Working age people (including those recently retired and students)

Good

Updated 26 May 2016

The practice is rated as good for the care of working-age people (including those recently retired and students). The needs of the working age population, those recently retired and students had been identified and the practice had adjusted the services it offered to ensure these were accessible, flexible and offered continuity of care. The practice was proactive in offering online services as well as a full range of health promotion and screening that reflected the needs for this age group. Extended hours was available each Monday till 7.30pm.

People experiencing poor mental health (including people with dementia)

Good

Updated 26 May 2016

The practice is rated as good for the care of people experiencing poor mental health (including people with dementia). All of the patients experiencing poor mental health had received an annual physical health check. The practice regularly worked with multi-disciplinary teams in the case management of people experiencing poor mental health, including those with dementia. It carried out advance care planning for patients with dementia.

The practice told patients experiencing poor mental health about how to access various support groups and voluntary organisations. It had a system in place to follow up patients who had attended accident and emergency (A&E) where they may have been experiencing poor mental health.

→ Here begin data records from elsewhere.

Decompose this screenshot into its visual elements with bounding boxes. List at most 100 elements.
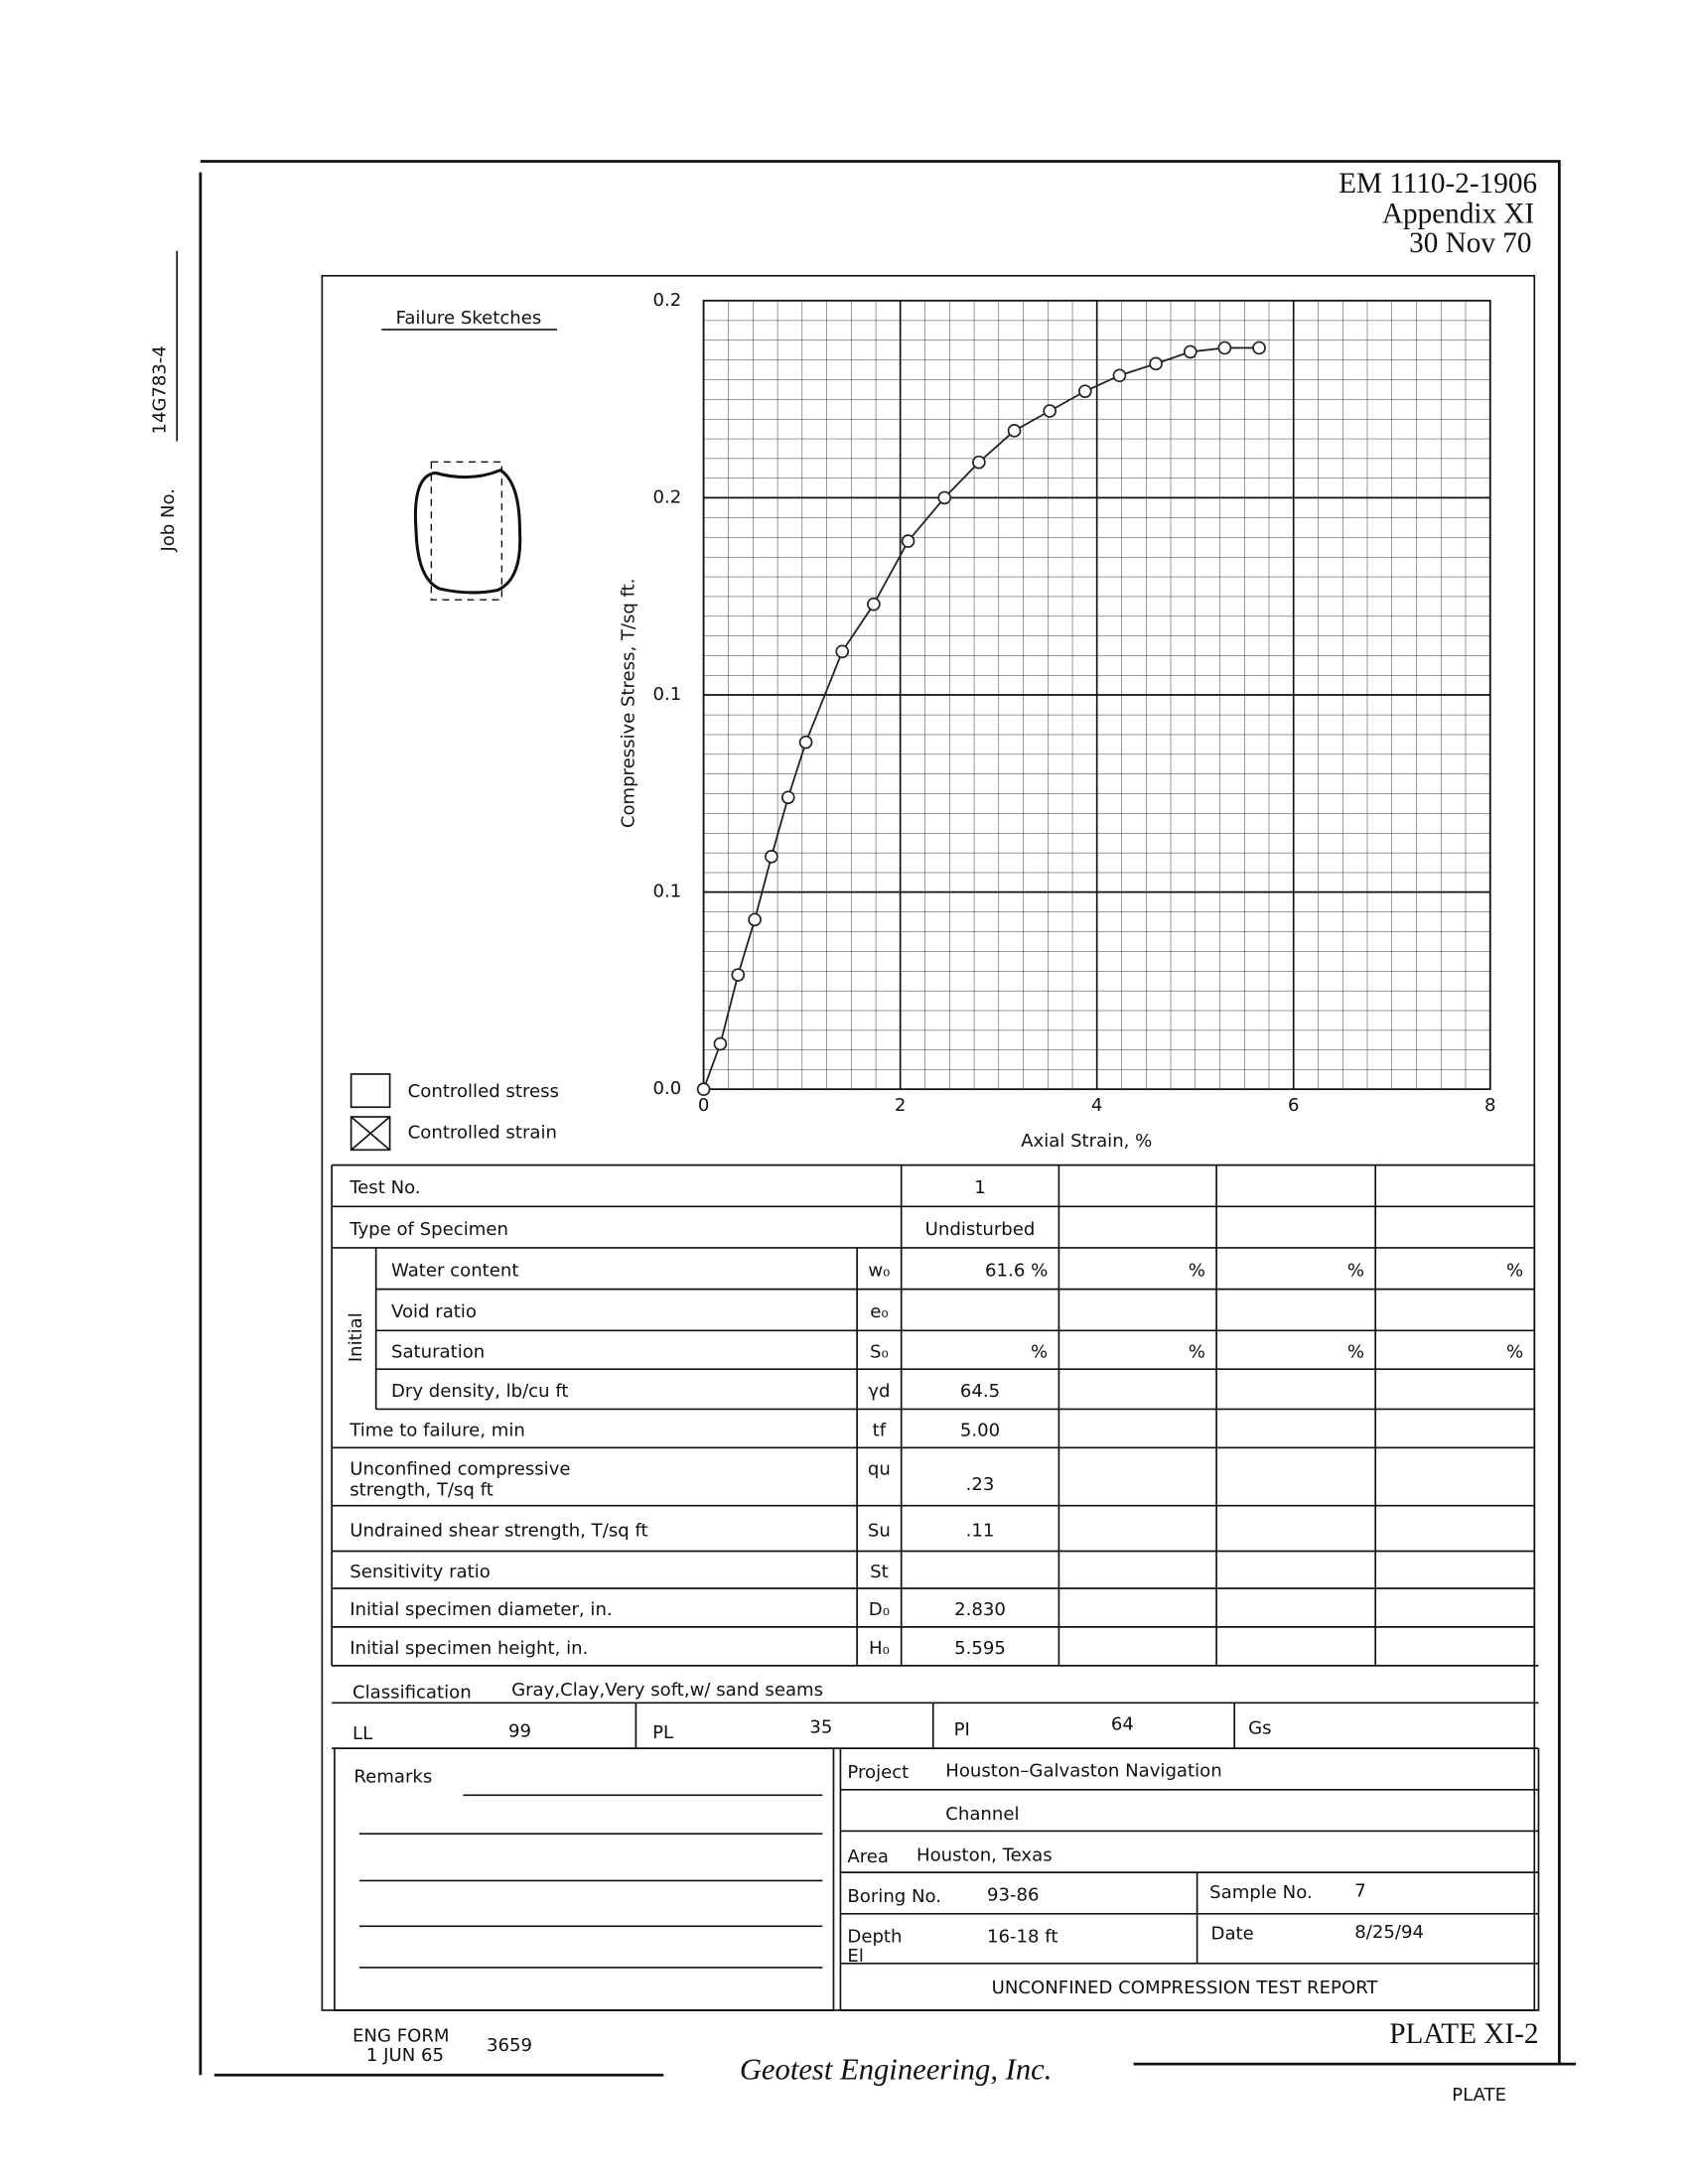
boring-label: Boring No.	[847, 1886, 941, 1907]
area-label: Area	[847, 1846, 889, 1867]
legend-label: Controlled strain	[408, 1123, 557, 1144]
row-symbol: Su	[868, 1520, 891, 1541]
form-date: 1 JUN 65	[366, 2045, 444, 2066]
legend-box-strain	[350, 1116, 391, 1152]
test-table: Test No. 1 Type of Specimen Undisturbed Wate…	[331, 1163, 1536, 1667]
row-symbol: γd	[868, 1381, 890, 1402]
ll-value: 99	[508, 1720, 531, 1741]
gs-label: Gs	[1248, 1718, 1271, 1739]
data-point	[867, 597, 881, 612]
depth-value: 16-18 ft	[987, 1926, 1058, 1947]
sketch-failure	[413, 468, 522, 595]
data-point	[1183, 344, 1198, 359]
project-label: Project	[847, 1762, 909, 1783]
job-value: 14G783-4	[149, 345, 170, 434]
row-label: Water content	[391, 1261, 518, 1282]
row-value: %	[1189, 1342, 1205, 1363]
data-point	[1043, 404, 1057, 418]
row-value: .11	[966, 1520, 995, 1541]
row-label: Initial specimen height, in.	[350, 1638, 588, 1659]
company: Geotest Engineering, Inc.	[740, 2053, 1053, 2087]
y-tick-label: 0.1	[653, 684, 682, 705]
group-label: Initial	[346, 1312, 366, 1362]
row-symbol: qu	[868, 1459, 891, 1480]
row-label: Saturation	[391, 1342, 485, 1363]
y-tick-label: 0.2	[653, 290, 682, 311]
y-tick-label: 0.0	[653, 1078, 682, 1099]
date-label: Date	[1211, 1924, 1254, 1945]
data-point	[1149, 356, 1163, 371]
data-point	[765, 850, 778, 864]
row-label: Test No.	[349, 1177, 420, 1198]
ll-label: LL	[352, 1723, 372, 1744]
area-value: Houston, Texas	[916, 1844, 1053, 1865]
row-label: Undrained shear strength, T/sq ft	[350, 1520, 647, 1541]
row-label: Initial specimen diameter, in.	[350, 1599, 612, 1620]
job-label: Job No.	[158, 488, 179, 553]
project-lines	[840, 1788, 1539, 1965]
row-value: 64.5	[960, 1381, 1000, 1402]
data-point	[1007, 424, 1022, 438]
data-point	[1252, 341, 1266, 355]
limits-lines	[332, 1664, 1539, 1749]
row-label: Type of Specimen	[349, 1219, 508, 1240]
y-axis-title: Compressive Stress, T/sq ft.	[618, 579, 638, 829]
pi-value: 64	[1111, 1714, 1134, 1735]
legend-label: Controlled stress	[408, 1081, 559, 1102]
row-symbol: D₀	[869, 1599, 890, 1620]
row-value: %	[1347, 1342, 1364, 1363]
date-value: 8/25/94	[1354, 1922, 1424, 1943]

Staff received training on how to care for people with mental health needs and dementia. The practice had a good working relationship with the local Mental Health Liaison Nurse, validating the disease registers and providing physical health checks. 

People whose circumstances may make them vulnerable

Good

Updated 26 May 2016

The practice is rated as good for the care of people whose circumstances may make them vulnerable. The practice held a register of patients living in vulnerable circumstances including homeless people, travellers and those with a learning disability. It had carried out annual health checks for people with a learning disability and 95% of these patients had received a follow-up. It offered longer appointments for people with a learning disability. The practice had developed close links with the Citizens Advice Bureau to implement the ‘Advice on Prescription’ scheme. The practice had in-house assessment and therapy for patients with psychosexual problems. A private therapist was hosted at the practice. The practice current rate of physical health checks for vulnerable patients was 39.34% against a Liverpool threshold of 37% at the time of our inspection.